ISTOÉ – Como seria a execução da juíza?
Fabiano –
O Baiano, que também foi transferido para o Ary Franco, contratou José Luiz Felix Mendes, o Mendes, um preso matador, junto com o Cláudio Gordinho, o HC-4, o Duda e o Fernando Bombeiro.
Como eles têm liberdade para sair do presídio, iriam sequestrar a juíza e dar nela apenas um tiro. Como o Rogério foi condenado a 19 anos, o combinado foi que a juíza morreria com um tiro de calibre 38, que é o dobro da sua condenação.

ISTOÉ – Quando seria o crime e quem participaria da execução?
Fabiano –
Perto do Natal. Três policiais civis (Helinho, Jorginho e
Pereira), o Mizinho que teria sua nova campanha a vereador bancada
por Rogério de Andrade, o Baiano, os presos Fernando Bombeiro, Claudio Gordinho, Duda e Mendes e dois agentes do Serviço de Operações Externas (SOE) que fazem o transporte de presos: um é conhecido como General, que assumiu a chefia de segurança do Ary Franco na gestão do novo diretor, major Alexandre Azevedo, e outro é conhecido como Capoeira.

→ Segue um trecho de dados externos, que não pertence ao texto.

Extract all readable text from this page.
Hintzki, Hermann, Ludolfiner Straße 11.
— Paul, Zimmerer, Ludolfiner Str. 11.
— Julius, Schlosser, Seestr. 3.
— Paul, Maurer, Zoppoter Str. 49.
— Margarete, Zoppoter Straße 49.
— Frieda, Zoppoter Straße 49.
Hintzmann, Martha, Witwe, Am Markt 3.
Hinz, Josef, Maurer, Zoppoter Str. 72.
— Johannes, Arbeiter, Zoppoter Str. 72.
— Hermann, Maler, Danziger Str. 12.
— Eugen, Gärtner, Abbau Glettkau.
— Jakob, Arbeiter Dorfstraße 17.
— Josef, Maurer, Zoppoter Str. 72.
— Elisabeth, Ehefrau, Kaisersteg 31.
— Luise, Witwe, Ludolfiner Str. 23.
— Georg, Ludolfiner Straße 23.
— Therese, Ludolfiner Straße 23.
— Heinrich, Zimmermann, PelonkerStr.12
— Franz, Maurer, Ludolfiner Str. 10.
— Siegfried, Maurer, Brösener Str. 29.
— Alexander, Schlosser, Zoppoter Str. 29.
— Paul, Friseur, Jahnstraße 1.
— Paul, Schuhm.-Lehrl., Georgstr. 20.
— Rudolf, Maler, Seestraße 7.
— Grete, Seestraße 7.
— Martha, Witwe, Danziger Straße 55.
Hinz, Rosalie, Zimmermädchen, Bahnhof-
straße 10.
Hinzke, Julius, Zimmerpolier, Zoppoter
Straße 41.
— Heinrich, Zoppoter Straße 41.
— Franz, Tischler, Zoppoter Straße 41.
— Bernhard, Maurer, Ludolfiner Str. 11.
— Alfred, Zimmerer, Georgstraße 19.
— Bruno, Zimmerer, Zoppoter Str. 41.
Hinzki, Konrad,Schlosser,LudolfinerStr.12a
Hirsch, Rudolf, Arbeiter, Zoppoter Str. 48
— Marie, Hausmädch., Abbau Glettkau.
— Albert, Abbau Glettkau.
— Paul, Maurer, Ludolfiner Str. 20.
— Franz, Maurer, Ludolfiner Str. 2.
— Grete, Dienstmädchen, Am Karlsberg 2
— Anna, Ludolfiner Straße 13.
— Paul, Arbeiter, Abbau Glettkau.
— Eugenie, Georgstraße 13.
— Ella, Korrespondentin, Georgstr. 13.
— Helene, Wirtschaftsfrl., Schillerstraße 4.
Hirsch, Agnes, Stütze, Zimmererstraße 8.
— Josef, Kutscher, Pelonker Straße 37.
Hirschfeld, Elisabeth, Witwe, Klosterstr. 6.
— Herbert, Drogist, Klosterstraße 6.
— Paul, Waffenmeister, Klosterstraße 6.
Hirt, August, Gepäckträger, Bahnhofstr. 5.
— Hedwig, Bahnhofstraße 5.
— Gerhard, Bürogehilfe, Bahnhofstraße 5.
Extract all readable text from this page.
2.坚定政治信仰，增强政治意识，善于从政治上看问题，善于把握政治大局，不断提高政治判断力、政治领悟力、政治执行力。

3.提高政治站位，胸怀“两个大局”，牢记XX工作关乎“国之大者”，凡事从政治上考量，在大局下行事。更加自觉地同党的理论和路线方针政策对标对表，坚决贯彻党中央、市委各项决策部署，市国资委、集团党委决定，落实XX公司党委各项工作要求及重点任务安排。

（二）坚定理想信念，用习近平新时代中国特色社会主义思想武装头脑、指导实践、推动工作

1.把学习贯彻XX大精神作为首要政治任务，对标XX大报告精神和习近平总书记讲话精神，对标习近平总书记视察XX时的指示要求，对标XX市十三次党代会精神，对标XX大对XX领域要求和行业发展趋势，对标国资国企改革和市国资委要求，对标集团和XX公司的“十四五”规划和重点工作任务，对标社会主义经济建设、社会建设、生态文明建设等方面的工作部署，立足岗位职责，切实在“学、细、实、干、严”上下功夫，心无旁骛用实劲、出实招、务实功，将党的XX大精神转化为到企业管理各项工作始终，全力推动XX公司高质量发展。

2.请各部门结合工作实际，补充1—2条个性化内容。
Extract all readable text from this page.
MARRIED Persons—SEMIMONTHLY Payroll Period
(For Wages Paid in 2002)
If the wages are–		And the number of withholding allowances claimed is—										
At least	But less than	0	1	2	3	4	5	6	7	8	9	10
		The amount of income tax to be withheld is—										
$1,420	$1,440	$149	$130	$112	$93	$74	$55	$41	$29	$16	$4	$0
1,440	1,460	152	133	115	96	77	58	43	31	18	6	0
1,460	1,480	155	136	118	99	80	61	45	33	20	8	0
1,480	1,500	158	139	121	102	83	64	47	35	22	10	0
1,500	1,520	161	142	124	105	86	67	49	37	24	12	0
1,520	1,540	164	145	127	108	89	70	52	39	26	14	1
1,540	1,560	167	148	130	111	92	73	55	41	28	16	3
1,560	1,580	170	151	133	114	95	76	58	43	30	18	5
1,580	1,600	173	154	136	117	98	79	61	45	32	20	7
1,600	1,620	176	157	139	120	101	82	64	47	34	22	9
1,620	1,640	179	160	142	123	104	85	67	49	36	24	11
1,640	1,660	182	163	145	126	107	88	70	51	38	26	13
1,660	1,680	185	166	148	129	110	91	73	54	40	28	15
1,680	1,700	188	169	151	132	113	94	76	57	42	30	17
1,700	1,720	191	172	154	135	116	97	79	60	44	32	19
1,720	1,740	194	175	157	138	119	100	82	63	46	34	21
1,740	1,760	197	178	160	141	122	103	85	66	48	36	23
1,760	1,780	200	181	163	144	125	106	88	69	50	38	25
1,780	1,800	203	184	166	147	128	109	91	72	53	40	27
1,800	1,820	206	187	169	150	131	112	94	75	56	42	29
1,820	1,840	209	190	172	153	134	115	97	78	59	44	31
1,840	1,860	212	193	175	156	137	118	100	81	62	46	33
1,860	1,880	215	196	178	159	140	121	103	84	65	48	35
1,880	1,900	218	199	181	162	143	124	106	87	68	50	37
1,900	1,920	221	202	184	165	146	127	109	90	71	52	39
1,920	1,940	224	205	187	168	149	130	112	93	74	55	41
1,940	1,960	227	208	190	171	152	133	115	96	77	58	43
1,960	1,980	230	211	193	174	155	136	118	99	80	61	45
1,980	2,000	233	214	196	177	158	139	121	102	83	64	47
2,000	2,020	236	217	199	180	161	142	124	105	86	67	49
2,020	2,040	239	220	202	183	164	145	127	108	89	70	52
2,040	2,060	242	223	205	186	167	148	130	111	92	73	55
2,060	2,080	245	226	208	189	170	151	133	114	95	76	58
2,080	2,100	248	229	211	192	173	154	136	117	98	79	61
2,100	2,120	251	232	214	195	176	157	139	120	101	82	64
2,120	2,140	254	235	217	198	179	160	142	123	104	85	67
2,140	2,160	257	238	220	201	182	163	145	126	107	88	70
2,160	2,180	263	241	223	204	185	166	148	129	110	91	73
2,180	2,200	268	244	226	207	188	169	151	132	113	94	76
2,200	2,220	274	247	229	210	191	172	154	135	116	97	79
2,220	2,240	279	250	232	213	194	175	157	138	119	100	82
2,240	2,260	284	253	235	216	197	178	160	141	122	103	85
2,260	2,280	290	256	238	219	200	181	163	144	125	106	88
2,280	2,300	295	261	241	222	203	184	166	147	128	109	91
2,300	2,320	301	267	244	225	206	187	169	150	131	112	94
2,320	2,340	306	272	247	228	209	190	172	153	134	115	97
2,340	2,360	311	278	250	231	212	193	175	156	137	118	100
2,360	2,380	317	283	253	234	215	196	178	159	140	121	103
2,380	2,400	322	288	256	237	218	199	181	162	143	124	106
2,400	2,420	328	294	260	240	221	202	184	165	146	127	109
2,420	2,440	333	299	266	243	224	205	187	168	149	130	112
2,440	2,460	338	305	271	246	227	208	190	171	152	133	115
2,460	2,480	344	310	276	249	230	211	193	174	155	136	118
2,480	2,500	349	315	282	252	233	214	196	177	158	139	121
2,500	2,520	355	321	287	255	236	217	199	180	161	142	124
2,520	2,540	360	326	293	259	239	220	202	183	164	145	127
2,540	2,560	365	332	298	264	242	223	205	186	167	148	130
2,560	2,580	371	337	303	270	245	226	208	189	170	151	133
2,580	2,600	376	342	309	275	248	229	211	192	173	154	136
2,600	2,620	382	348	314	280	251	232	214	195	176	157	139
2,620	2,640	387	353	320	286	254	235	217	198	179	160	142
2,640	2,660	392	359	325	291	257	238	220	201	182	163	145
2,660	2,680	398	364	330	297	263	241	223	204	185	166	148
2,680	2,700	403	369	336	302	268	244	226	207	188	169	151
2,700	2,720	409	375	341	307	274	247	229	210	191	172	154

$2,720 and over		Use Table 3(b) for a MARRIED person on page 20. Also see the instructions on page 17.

Eu posso reconhecê-los.

ISTOÉ – O juiz que condenou o propinoduto também é alvo
de ameaça?
Fabiano –
Os empresários Alexandre Martins e Reinaldo Pitta, presos no Ary Franco no processo do propinoduto, abasteciam na prisão os grupos de extermínio, que matam por dinheiro. Eles davam ajuda financeira para a família dos matadores, roupas, camisas de times de futebol da Nike. Era a turma da cela C-4, que nunca fica trancada, frequentada por Fernando Bombeiro, o Cláudio Gordinho, Duda, Trique-Trique.

ISTOÉ – Essa turma é do Comando Vermelho? Eles estavam
gratos à dupla?
Fabiano –
É. Prometeram que, se Alexandre e Reinaldo fossem condenados pelo juiz Lafredo Lisboa, da 3ª Vara Federal, eles iriam dar a cabeça do juiz de presente. E o juiz condenou cada um a 11 anos.

ISTOÉ – Matar juiz vale dinheiro?
Fabiano –
Aquele que apertar o gatilho contra a dra. Maria Angélica
vai ganhar R$ 200 mil. Pelo que o Baiano falou, é uma bala de prata
com o nome da juíza gravado.

ISTOÉ – Como é que o sr. sabe tudo isso?
Fabiano –
A cela em que eu estava, a C-3, era em frente à deles.
Um dos responsáveis pelo plano, o Mendes, morava na minha cela. E o Baiano dividiu a mesma cela.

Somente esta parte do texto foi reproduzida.